Following on from our excellent day out in Gloucestershire the day before, we got the shopping done early and drove the reasonably short distance to Staines reservoirs on the edge of Heathrow Airport to see a potential mega in the shape of an American Horned Lark. I say potential since it isn't yet regarded as a full species but merely as a subspecies of our own Shorelark but that could change in the future since there are considerable differences between the two.

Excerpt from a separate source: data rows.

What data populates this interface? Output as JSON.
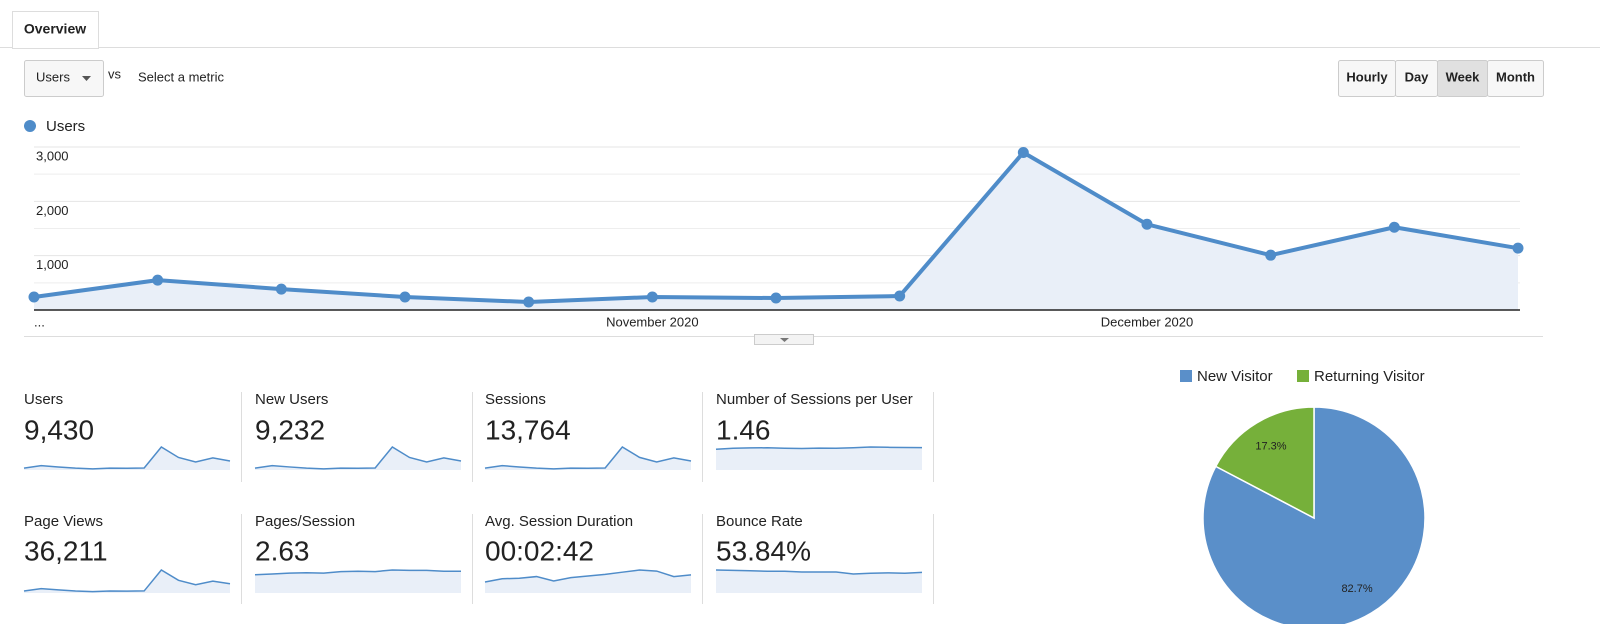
{
  "tabs": [
    "Overview"
  ],
  "controls": {
    "metric": "Users",
    "vs": "vs",
    "compare": "Select a metric",
    "periods": [
      "Hourly",
      "Day",
      "Week",
      "Month"
    ],
    "active_period": 2
  },
  "chart_data": [
    {
      "type": "line",
      "categories": [
        "...",
        null,
        null,
        null,
        null,
        "November 2020",
        null,
        null,
        null,
        "December 2020",
        null,
        null,
        null
      ],
      "series": [
        {
          "name": "Users",
          "color": "#4f8cc9",
          "values": [
            239,
            550,
            385,
            239,
            147,
            239,
            220,
            257,
            2899,
            1578,
            1009,
            1523,
            1138
          ]
        }
      ],
      "ylim": [
        0,
        3000
      ],
      "yticks": [
        {
          "value": 1000,
          "label": "1,000"
        },
        {
          "value": 2000,
          "label": "2,000"
        },
        {
          "value": 3000,
          "label": "3,000"
        }
      ],
      "minor_yticks": [
        500,
        1500,
        2500
      ],
      "grid": true
    },
    {
      "type": "pie",
      "categories": [
        "New Visitor",
        "Returning Visitor"
      ],
      "values": [
        82.7,
        17.3
      ],
      "value_labels": [
        "82.7%",
        "17.3%"
      ],
      "colors": [
        "#5a8fc9",
        "#76b03a"
      ],
      "legend": "top"
    }
  ],
  "scorecards": [
    {
      "name": "Users",
      "value": "9,430",
      "sparkline": [
        239,
        550,
        385,
        239,
        147,
        239,
        220,
        257,
        2899,
        1578,
        1009,
        1523,
        1138
      ]
    },
    {
      "name": "New Users",
      "value": "9,232",
      "sparkline": [
        235,
        540,
        378,
        234,
        144,
        234,
        216,
        252,
        2840,
        1546,
        989,
        1493,
        1115
      ]
    },
    {
      "name": "Sessions",
      "value": "13,764",
      "sparkline": [
        330,
        780,
        540,
        330,
        200,
        330,
        305,
        360,
        4100,
        2250,
        1430,
        2150,
        1600
      ]
    },
    {
      "name": "Number of Sessions per User",
      "value": "1.46",
      "sparkline": [
        1.35,
        1.42,
        1.44,
        1.45,
        1.42,
        1.4,
        1.43,
        1.42,
        1.45,
        1.5,
        1.48,
        1.47,
        1.46
      ]
    },
    {
      "name": "Page Views",
      "value": "36,211",
      "sparkline": [
        900,
        2000,
        1400,
        900,
        600,
        900,
        850,
        950,
        10500,
        5800,
        3800,
        5400,
        4200
      ]
    },
    {
      "name": "Pages/Session",
      "value": "2.63",
      "sparkline": [
        2.3,
        2.4,
        2.5,
        2.55,
        2.5,
        2.7,
        2.75,
        2.7,
        2.9,
        2.85,
        2.85,
        2.75,
        2.75
      ]
    },
    {
      "name": "Avg. Session Duration",
      "value": "00:02:42",
      "sparkline": [
        100,
        130,
        135,
        150,
        110,
        140,
        155,
        170,
        190,
        210,
        200,
        150,
        165
      ]
    },
    {
      "name": "Bounce Rate",
      "value": "53.84%",
      "sparkline": [
        57,
        56,
        55,
        54,
        54,
        52,
        52,
        52,
        47,
        49,
        50,
        49,
        51
      ]
    }
  ]
}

The reservoir itself is a bleak affair and makes our local Farmoor look much better! There are two reservoirs, north and south basin, and they are divided by a central causeway in much the same fashion as Farmoor. The major differences here are that the causeway is bordered by a metal fence running along its full length (and perimeter too) and also that the embankment is much steeper and plunges down to the water some 20 metres below. Never again will I complain about the low water levels at Farmoor. I guess the reason is that Staines reservoirs are much bigger and deeper and that water levels are actually rather low but it does rather add to the spartan appearance. The reservoirs are hemmed in by urban sprawl as well further adding to its "cold" and unwelcoming appeal. Add into the equation the really bitter wind that was blowing across the waters and you began to wonder why any bird had chosen to pitch up in a place like this. Or indeed why anybody would choose to bird here. But that's just what the American Horned Lark had done and we, along with hundreds of other birders, were very grateful that it had. And very grateful to the birder(s) that had found the lark in the first place!
The bird was easy to find owing to the fact that there were already a score or more birders stood with optics and cameras pointed down the southern embankment. Some of Oxfordshires finest were leaving just as we arrived too (hello Pete, Steve and Oz). We made our way to join the throng and immediately latched on to a smallish predominately brown and white bird that was shuffling along the weedy edge to the concrete embankment. The female bird was obviously seeking out sustenance by finding windblown seeds and insects amongst the grass and small plants that grew there. The lark would investigate a weed or two then either shuffle across to the next plant or, sometimes, would run at some speed across the bare ground to reach the next piece of meagre cover. But the lark was more than just a little brown job, on closer inspection the overall plumage was more a beautiful mix of taupe and warm browns. The face was boldly marked with a black band running from the bill, below and past the eye to the neck. The throat was a very pale yellow.
At times the bird was just 20 feet or so away but at one point joined a pied wagtail at the waters edge. As mentioned it often ran at some speed when on the bare concrete to hunch behind small sprigs of vegetation. But its favoured spot was higher up the embankment wall in the grasses and plants where it fed at some leisure.
After half an hour or so and with nothing much else (other than goldeneye, wigeon and teal) to see on either basin we made our way back to the car passing newly arriving birders as we went. We stopped at one stage to admire some huge aeroplanes that were taking off from Heathrow and wondering how they manage to get off the ground. The new double decker airbuses seem to take ages to get truly airborne. Our plans to visit Sonning on the way home were scuppered by some inclement weather (we've always been a bit fair weathered) and we headed home for a restful afternoon of photograph editing!